Abstract
Queues are an essential component in a scalable distributed system, but going beyond the simple implementation creates an explosion of complexity to manage.
Suddenly there are 5 different places where you could be creating bottlenecks and you might not even notice until your customer tells you things are running slow or you're drowning in dashboards.

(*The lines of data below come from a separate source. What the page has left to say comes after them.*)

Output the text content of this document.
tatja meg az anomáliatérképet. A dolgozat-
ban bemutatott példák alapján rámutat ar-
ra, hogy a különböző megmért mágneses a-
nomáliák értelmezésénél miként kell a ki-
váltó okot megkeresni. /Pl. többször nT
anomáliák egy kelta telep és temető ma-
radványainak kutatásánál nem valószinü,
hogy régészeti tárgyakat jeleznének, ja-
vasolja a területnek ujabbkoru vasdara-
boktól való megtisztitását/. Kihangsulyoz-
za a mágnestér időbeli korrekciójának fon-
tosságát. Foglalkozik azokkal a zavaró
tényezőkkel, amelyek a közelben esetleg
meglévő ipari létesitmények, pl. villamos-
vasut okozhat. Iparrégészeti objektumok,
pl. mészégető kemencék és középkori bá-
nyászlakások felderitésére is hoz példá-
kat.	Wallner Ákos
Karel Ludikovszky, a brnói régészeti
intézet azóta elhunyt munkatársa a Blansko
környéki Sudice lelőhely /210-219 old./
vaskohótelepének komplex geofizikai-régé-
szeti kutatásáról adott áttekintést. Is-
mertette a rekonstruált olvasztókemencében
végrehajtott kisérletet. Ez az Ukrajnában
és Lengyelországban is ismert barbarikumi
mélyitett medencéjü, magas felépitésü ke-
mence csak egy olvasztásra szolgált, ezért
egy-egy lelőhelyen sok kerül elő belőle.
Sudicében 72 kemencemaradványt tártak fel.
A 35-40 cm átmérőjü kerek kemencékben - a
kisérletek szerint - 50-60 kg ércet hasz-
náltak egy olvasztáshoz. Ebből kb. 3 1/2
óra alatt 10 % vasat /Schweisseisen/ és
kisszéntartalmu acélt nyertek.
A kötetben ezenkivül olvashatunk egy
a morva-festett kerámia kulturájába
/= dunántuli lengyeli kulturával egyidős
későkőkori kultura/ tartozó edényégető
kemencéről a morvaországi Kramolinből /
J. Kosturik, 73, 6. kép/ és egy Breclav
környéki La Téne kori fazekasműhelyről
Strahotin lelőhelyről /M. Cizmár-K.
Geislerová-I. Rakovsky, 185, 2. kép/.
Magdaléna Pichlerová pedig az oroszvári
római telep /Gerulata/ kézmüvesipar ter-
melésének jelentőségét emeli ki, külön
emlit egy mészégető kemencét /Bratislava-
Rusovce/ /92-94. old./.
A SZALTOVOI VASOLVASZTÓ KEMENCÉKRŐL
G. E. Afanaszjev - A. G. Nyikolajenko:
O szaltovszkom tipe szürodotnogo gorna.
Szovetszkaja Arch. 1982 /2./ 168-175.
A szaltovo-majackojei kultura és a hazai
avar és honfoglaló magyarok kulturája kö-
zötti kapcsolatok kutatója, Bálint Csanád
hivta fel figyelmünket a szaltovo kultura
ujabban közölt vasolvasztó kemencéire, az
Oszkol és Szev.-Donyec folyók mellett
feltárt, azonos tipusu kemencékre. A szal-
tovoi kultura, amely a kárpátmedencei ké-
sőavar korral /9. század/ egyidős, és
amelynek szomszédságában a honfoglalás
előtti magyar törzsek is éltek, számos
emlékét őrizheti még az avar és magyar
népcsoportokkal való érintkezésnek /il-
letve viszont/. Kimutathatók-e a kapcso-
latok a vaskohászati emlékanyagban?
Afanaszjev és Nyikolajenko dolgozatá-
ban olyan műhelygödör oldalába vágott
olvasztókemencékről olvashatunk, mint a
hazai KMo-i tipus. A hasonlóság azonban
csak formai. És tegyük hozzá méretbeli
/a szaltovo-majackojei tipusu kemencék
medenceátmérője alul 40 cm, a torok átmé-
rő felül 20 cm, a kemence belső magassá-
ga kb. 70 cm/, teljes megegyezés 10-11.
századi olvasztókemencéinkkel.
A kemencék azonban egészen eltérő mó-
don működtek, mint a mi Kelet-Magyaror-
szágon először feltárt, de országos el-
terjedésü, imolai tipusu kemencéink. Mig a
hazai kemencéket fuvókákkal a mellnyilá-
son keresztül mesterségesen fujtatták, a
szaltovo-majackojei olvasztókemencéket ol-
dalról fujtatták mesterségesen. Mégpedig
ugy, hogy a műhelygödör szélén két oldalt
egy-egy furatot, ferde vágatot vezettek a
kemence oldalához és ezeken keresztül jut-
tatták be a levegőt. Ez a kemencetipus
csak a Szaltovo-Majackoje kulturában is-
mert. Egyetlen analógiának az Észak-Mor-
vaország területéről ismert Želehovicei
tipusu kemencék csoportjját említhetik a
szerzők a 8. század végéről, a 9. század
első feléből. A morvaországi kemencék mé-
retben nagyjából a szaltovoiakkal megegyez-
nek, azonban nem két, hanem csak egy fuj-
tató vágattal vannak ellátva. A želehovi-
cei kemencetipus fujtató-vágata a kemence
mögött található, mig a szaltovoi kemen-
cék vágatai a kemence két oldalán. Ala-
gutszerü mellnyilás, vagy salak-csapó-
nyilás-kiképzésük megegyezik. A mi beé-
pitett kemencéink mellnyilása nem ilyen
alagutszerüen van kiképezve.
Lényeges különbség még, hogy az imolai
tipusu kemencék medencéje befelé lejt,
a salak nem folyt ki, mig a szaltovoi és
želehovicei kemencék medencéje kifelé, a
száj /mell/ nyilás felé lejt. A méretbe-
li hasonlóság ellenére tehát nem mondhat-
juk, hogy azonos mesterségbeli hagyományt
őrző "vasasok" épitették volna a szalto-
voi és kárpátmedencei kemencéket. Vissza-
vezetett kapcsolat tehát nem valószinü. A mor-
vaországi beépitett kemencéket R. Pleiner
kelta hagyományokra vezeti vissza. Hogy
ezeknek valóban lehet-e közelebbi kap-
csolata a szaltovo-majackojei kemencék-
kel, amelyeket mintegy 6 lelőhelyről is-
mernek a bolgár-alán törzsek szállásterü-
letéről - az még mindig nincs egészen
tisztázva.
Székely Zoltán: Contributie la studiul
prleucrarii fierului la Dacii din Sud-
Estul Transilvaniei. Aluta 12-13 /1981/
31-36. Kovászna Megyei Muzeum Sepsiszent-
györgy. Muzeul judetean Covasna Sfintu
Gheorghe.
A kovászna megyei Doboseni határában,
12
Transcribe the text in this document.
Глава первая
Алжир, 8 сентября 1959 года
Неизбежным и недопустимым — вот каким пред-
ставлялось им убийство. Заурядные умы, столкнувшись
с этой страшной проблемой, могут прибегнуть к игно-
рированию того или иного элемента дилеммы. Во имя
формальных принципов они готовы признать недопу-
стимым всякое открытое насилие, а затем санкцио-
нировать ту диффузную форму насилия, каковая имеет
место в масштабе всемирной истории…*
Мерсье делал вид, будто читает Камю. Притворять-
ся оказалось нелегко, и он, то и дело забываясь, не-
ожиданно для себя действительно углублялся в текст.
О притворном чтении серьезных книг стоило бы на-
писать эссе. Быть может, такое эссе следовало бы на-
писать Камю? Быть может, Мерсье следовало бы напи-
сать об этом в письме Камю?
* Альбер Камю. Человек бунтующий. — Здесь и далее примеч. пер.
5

In this presentation we’ll share our experience and expertise in operating, debugging and managing queueing systems with a focus on:
- Why distributed tracing is a requirement for successful operations with queues
- How OpenTelemetry standards make it easy to bring distributed tracing to your systems
- How distributed tracing helped Gearset take control of our queueing problems
- How we dealt with distributed sampling, total operation duration and dealing with long running traces
Speaker
Julian Wreford
Team Lead of Operability Team @Gearset, Software Engineer Turned Accidental SRE
Julian Wreford is an engineering team lead at Gearset where he leads the team responsible for all things site reliability. After starting as a developer, he quickly became interested in operability and has helped lead the growth of observability culture and incident response at Gearset as the company has scaled from small teams to large enterprises. He is passionate about developer ownership throughout the software lifecycle and enjoys empowering developers to better understand and debug the code they write when it is running at scale.
Find Julian Wreford at:
Speaker
Oli Lane
Engineering Team Lead @Gearset, Focusing on Engineering Culture, Observability, and Platform Reliability
Oli is an Engineering Team Lead and self-described "Jack of at least some trades." A fixture at Gearset for over ten years, he has ridden the wave from a scrappy 7-person startup to a 350+ employee scale-up.
Along the way, he has gained deep experience across both product and infrastructure teams, with a particular interest in the sociotechnical side of engineering. Currently, Oli focuses on platform engineering and observability, building the culture and tools needed for high-performing teams and reliable systems.